Southern California home sales were up 11% in August from a year earlier, while median prices rose for the fourth straight month to $275,000, up from a bottom of $247,000 in April, according to figures released by MDA DataQuick. Housing prices are unlikely to take another big tumble, Comerica economist Dana Johnson said. “The housing sector seems to have made the huge adjustment it needed to make,” he said. “It doesn’t look like there’s terrible further adjustments to follow.”

Builders are working through their inventories of unsold homes, which means they’ll soon have to start building again, said Nancy Sidhu, chief economist for the L.A. County Economic Development Corp.

Still, a surge in foreclosures could hamper the state’s housing recovery. In July, about 1 in 10 Californians with a home loan was in default, according to First American CoreLogic. It’s another reason economists predict the state’s comeback won’t be a quick one.

“Although we expect to see an increase in economic activity in the next three to six months, we’re probably not going to see a substantial increase,” said Adrian Fleissig, a professor of economics at Cal State Fullerton.

The long-term prognosis for California, however, is optimistic, said Nickelsburg of the Anderson Forecast. The state will benefit from federal stimulus money now being channeled into research in medical innovation and green technology. Beyond 2010, Nickelsburg said, California could grow faster than the rest of the country.

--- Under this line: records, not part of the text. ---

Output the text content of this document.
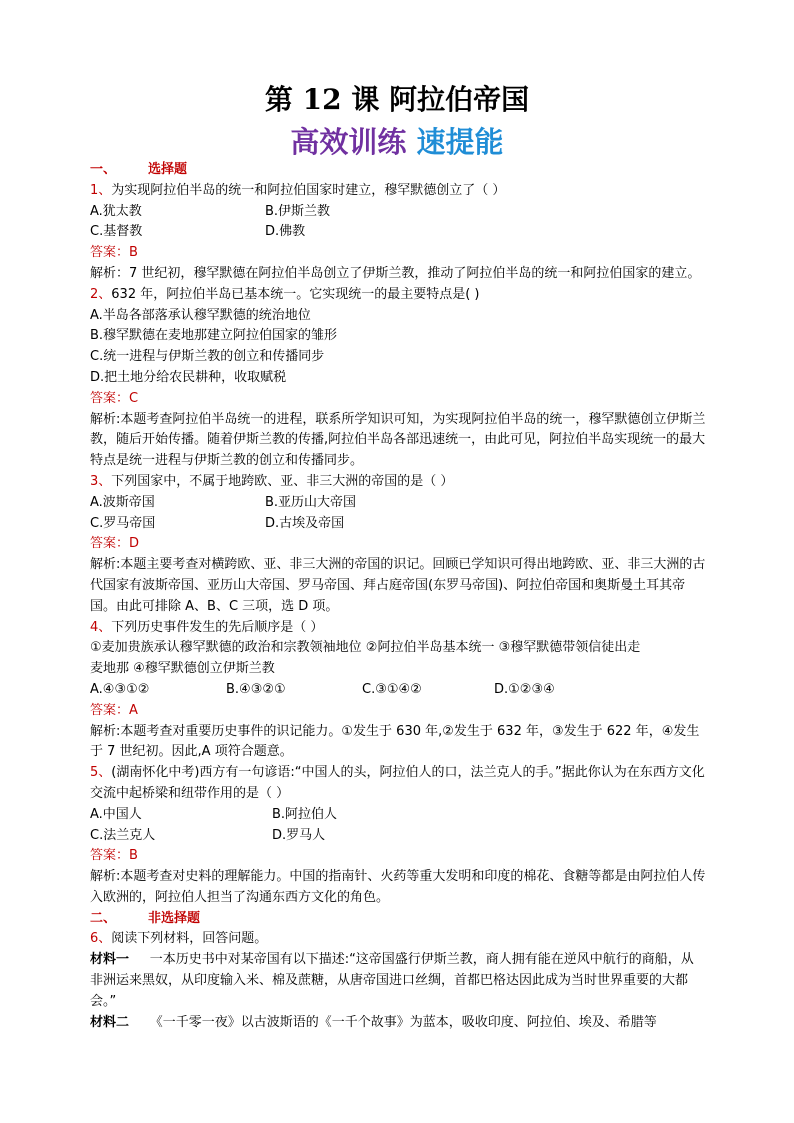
第 12 课 阿拉伯帝国
高效训练 速提能
一、 选择题
1、为实现阿拉伯半岛的统一和阿拉伯国家时建立，穆罕默德创立了（ ）
A.犹太教	B.伊斯兰教
C.基督教	D.佛教
答案：B
解析：7 世纪初，穆罕默德在阿拉伯半岛创立了伊斯兰教，推动了阿拉伯半岛的统一和阿拉伯国家的建立。
2、632 年，阿拉伯半岛已基本统一。它实现统一的最主要特点是( )
A.半岛各部落承认穆罕默德的统治地位
B.穆罕默德在麦地那建立阿拉伯国家的雏形
C.统一进程与伊斯兰教的创立和传播同步
D.把土地分给农民耕种，收取赋税
答案：C
解析:本题考查阿拉伯半岛统一的进程，联系所学知识可知，为实现阿拉伯半岛的统一，穆罕默德创立伊斯兰教，随后开始传播。随着伊斯兰教的传播,阿拉伯半岛各部迅速统一，由此可见，阿拉伯半岛实现统一的最大特点是统一进程与伊斯兰教的创立和传播同步。
3、下列国家中，不属于地跨欧、亚、非三大洲的帝国的是（ ）
A.波斯帝国	B.亚历山大帝国
C.罗马帝国	D.古埃及帝国
答案：D
解析:本题主要考查对横跨欧、亚、非三大洲的帝国的识记。回顾已学知识可得出地跨欧、亚、非三大洲的古代国家有波斯帝国、亚历山大帝国、罗马帝国、拜占庭帝国(东罗马帝国)、阿拉伯帝国和奥斯曼土耳其帝国。由此可排除 A、B、C 三项，选 D 项。
4、下列历史事件发生的先后顺序是（ ）
①麦加贵族承认穆罕默德的政治和宗教领袖地位 ②阿拉伯半岛基本统一 ③穆罕默德带领信徒出走
麦地那 ④穆罕默德创立伊斯兰教
A.④③①②	B.④③②①	C.③①④②	D.①②③④
答案：A
解析:本题考查对重要历史事件的识记能力。①发生于 630 年,②发生于 632 年，③发生于 622 年，④发生于 7 世纪初。因此,A 项符合题意。
5、(湖南怀化中考)西方有一句谚语:“中国人的头，阿拉伯人的口，法兰克人的手。”据此你认为在东西方文化交流中起桥梁和纽带作用的是（ ）
A.中国人	B.阿拉伯人
C.法兰克人	D.罗马人
答案：B
解析:本题考查对史料的理解能力。中国的指南针、火药等重大发明和印度的棉花、食糖等都是由阿拉伯人传入欧洲的，阿拉伯人担当了沟通东西方文化的角色。
二、 非选择题
6、阅读下列材料，回答问题。
材料一 一本历史书中对某帝国有以下描述:“这帝国盛行伊斯兰教，商人拥有能在逆风中航行的商船，从非洲运来黑奴，从印度输入米、棉及蔗糖，从唐帝国进口丝绸，首都巴格达因此成为当时世界重要的大都会。”
材料二 《一千零一夜》以古波斯语的《一千个故事》为蓝本，吸收印度、阿拉伯、埃及、希腊等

Fledgling industries such as battery technology, wind power and the computerization of medical records could propel new growth in the state, said Levy of the Center for Continuing Study of the California Economy.

California already leads the nation in patent registration for green technology, according to Next 10, a nonprofit research group in Palo Alto. And it attracted a record investment in renewable energy and clean technology last year, despite the state’s deep downturn.

Throughout the recession, the health and education sectors have been immune to widespread job losses, and those sectors will probably continue to generate growth, economists said.

As people reach retirement age, they’ll be drawn to the weather and lifestyle of California, coming here for healthcare, said economist Sung Won Sohn of Cal State Channel Islands in Camarillo.

“People are naturally attracted to Southern California, and we need a strategic game plan to take advantage of that,” he said.

Those most able to adapt to change will be most able to benefit from the recovery. Former mortgage broker Sleight is attending school part time to get a bachelor’s degree with the goal of working in healthcare.

“I knew eventually this is what I wanted to do,” she said about her new career path. “It just came sooner because of the bust.”


Times staff writer Don Lee in Washington contributed to this report.